Beginning in the 1970's, concerns were voiced about possible harm from aluminum leaching from pots and pans after autopsy results showed trace aluminum in the brains of people with Alzheimers Disease. Subsequent to the outpouring of concern, much research has been done to either support or disclaim the statement. National Institute of Health (NIH) studies have found that there is no conclusive evidence linking aluminum with Alzheimer's Disease, and reports that cookware releases very little aluminum into foods (Neville, 2005). Of note, other sources of aluminum, such as foods, food additives, drinking water, and medications (especially antacids) contribute the most aluminum (Neville, 2005).

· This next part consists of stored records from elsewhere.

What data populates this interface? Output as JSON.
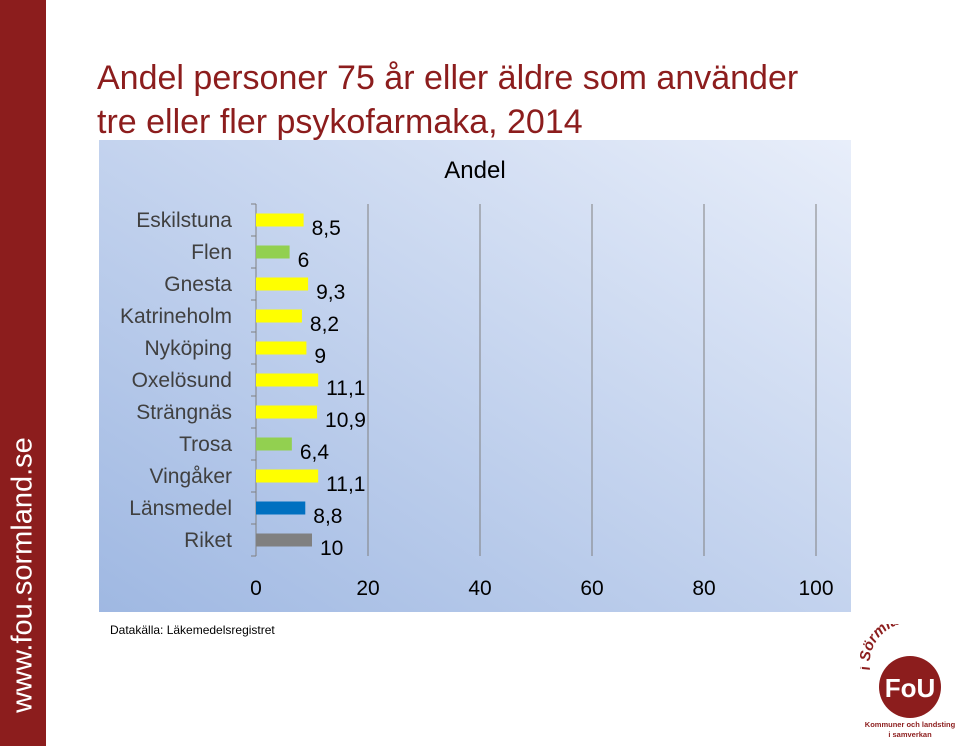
{
  "side_text": "www.fou.sormland.se",
  "title": {
    "line1": "Andel personer 75 år eller äldre som använder",
    "line2": "tre eller fler psykofarmaka, 2014"
  },
  "source": "Datakälla: Läkemedelsregistret",
  "logo": {
    "arc_text": "i Sörmland",
    "mark": "FoU",
    "line1": "Kommuner och landsting",
    "line2": "i samverkan"
  },
  "colors": {
    "brand": "#8c1d1d",
    "plot_bg_start": "#e8eefa",
    "plot_bg_end": "#9fb8e2"
  },
  "chart_data": {
    "type": "bar",
    "orientation": "horizontal",
    "title": "Andel",
    "categories": [
      "Eskilstuna",
      "Flen",
      "Gnesta",
      "Katrineholm",
      "Nyköping",
      "Oxelösund",
      "Strängnäs",
      "Trosa",
      "Vingåker",
      "Länsmedel",
      "Riket"
    ],
    "values": [
      8.5,
      6,
      9.3,
      8.2,
      9,
      11.1,
      10.9,
      6.4,
      11.1,
      8.8,
      10
    ],
    "value_labels": [
      "8,5",
      "6",
      "9,3",
      "8,2",
      "9",
      "11,1",
      "10,9",
      "6,4",
      "11,1",
      "8,8",
      "10"
    ],
    "bar_colors": [
      "#ffff00",
      "#92d050",
      "#ffff00",
      "#ffff00",
      "#ffff00",
      "#ffff00",
      "#ffff00",
      "#92d050",
      "#ffff00",
      "#0070c0",
      "#808080"
    ],
    "xlim": [
      0,
      100
    ],
    "x_ticks": [
      0,
      20,
      40,
      60,
      80,
      100
    ],
    "grid": true,
    "xlabel": "",
    "ylabel": ""
  }
}
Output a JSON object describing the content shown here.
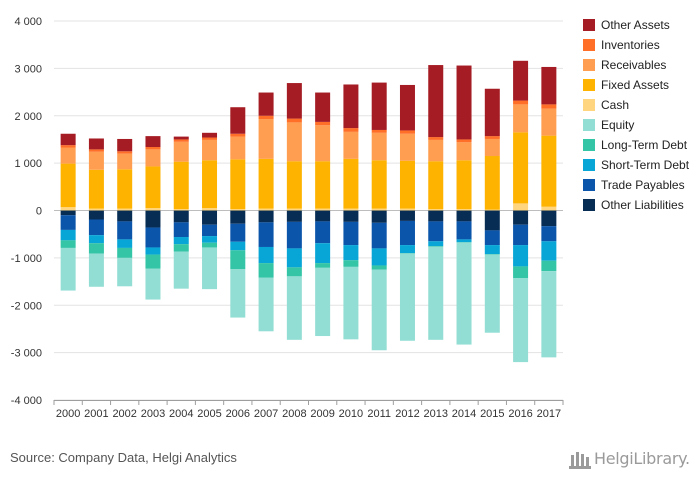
{
  "source": "Source: Company Data, Helgi Analytics",
  "logo": {
    "text": "HelgiLibrary.",
    "icon": "library-building-icon"
  },
  "chart_data": {
    "type": "bar",
    "stacked": true,
    "ylim": [
      -4000,
      4000
    ],
    "y_ticks": [
      -4000,
      -3000,
      -2000,
      -1000,
      0,
      1000,
      2000,
      3000,
      4000
    ],
    "y_tick_labels": [
      "-4 000",
      "-3 000",
      "-2 000",
      "-1 000",
      "0",
      "1 000",
      "2 000",
      "3 000",
      "4 000"
    ],
    "grid": true,
    "legend_position": "right",
    "categories": [
      "2000",
      "2001",
      "2002",
      "2003",
      "2004",
      "2005",
      "2006",
      "2007",
      "2008",
      "2009",
      "2010",
      "2011",
      "2012",
      "2013",
      "2014",
      "2015",
      "2016",
      "2017"
    ],
    "series": [
      {
        "name": "Other Assets",
        "color": "#a51c24",
        "values": [
          240,
          230,
          260,
          230,
          60,
          100,
          560,
          490,
          750,
          620,
          920,
          1000,
          960,
          1520,
          1560,
          1000,
          840,
          790
        ]
      },
      {
        "name": "Inventories",
        "color": "#ff6f28",
        "values": [
          50,
          50,
          50,
          50,
          50,
          50,
          60,
          70,
          80,
          70,
          80,
          60,
          70,
          60,
          60,
          60,
          80,
          90
        ]
      },
      {
        "name": "Receivables",
        "color": "#ff9d50",
        "values": [
          340,
          380,
          330,
          360,
          420,
          430,
          480,
          840,
          820,
          760,
          570,
          580,
          570,
          450,
          380,
          360,
          590,
          570
        ]
      },
      {
        "name": "Fixed Assets",
        "color": "#fdb300",
        "values": [
          920,
          820,
          830,
          880,
          1000,
          1010,
          1050,
          1050,
          1000,
          1000,
          1050,
          1020,
          1010,
          1010,
          1030,
          1130,
          1500,
          1500
        ]
      },
      {
        "name": "Cash",
        "color": "#ffd57f",
        "values": [
          70,
          40,
          40,
          50,
          30,
          50,
          30,
          40,
          40,
          40,
          40,
          40,
          40,
          30,
          30,
          20,
          150,
          80
        ]
      },
      {
        "name": "Equity",
        "color": "#93ded4",
        "values": [
          -900,
          -700,
          -600,
          -650,
          -780,
          -880,
          -1020,
          -1130,
          -1340,
          -1440,
          -1530,
          -1700,
          -1840,
          -1970,
          -2150,
          -1650,
          -1770,
          -1820
        ]
      },
      {
        "name": "Long-Term Debt",
        "color": "#34c4a6",
        "values": [
          -160,
          -220,
          -210,
          -300,
          -160,
          -100,
          -400,
          -310,
          -190,
          -100,
          -140,
          -90,
          -10,
          -10,
          -10,
          -10,
          -250,
          -220
        ]
      },
      {
        "name": "Short-Term Debt",
        "color": "#08a6d6",
        "values": [
          -220,
          -170,
          -180,
          -150,
          -150,
          -140,
          -180,
          -340,
          -400,
          -420,
          -320,
          -360,
          -170,
          -100,
          -60,
          -190,
          -450,
          -410
        ]
      },
      {
        "name": "Trade Payables",
        "color": "#0b55aa",
        "values": [
          -310,
          -330,
          -380,
          -420,
          -310,
          -240,
          -380,
          -520,
          -560,
          -460,
          -490,
          -540,
          -510,
          -420,
          -380,
          -310,
          -430,
          -320
        ]
      },
      {
        "name": "Other Liabilities",
        "color": "#082d55",
        "values": [
          -100,
          -190,
          -230,
          -360,
          -250,
          -300,
          -280,
          -250,
          -240,
          -230,
          -240,
          -260,
          -220,
          -230,
          -230,
          -420,
          -300,
          -330
        ]
      }
    ]
  }
}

Verdict: Safe to use, but replace when you see signs of "pitting"(tiny holes)(Neville, 2005).
Of all cooking material, Teflon has recieved the most scrutiny. Those that collect, use, or sell the Silverstone coated Corning Ware VISIONS are well aware of these concerns. Whats the scoop? The latest controversy of the use of perfluorooctanoic acid (PFOA), also known as C-8, occured when the Environmental Protection Agency upgraded PFOA to a "likely" carcinogen (Neville, 2005). The good news is that PFOA is not found in the finished product of Teflon, the bad news is that production of teflon does cause a safety issue for workers in those plants.
The verdict: If you don't cook over high heat and you replace it when chipped it is safe to use (Neville, 2005). Cooking over high heat means 500 degrees sustained for 8 minutes per the article. This will cause a "fume" which is known to be harmful to pet birds (you should not keep pet birds in your kitchen because of potentials such as this (Neville, 2005)).
THE BOTTOM LINE
Of course the bottom line is that individual's must do what they feel is right for them and the ones they love. Will you use aluminum and teflon-coated cookware? Research supports the safe use of aluminum and teflon in cooking. The caution is similar to most things we humans use: be informed and use common sense.
Do you have recent findings? If so, stop by and keep us up-to-date.
Neville, K. (2005). Love that cookware...but is it safe? EN investigates. Environmental Nutrition. 28(11), p. 2. Retrieved August 6, 2006 from Academic Search Premier Database.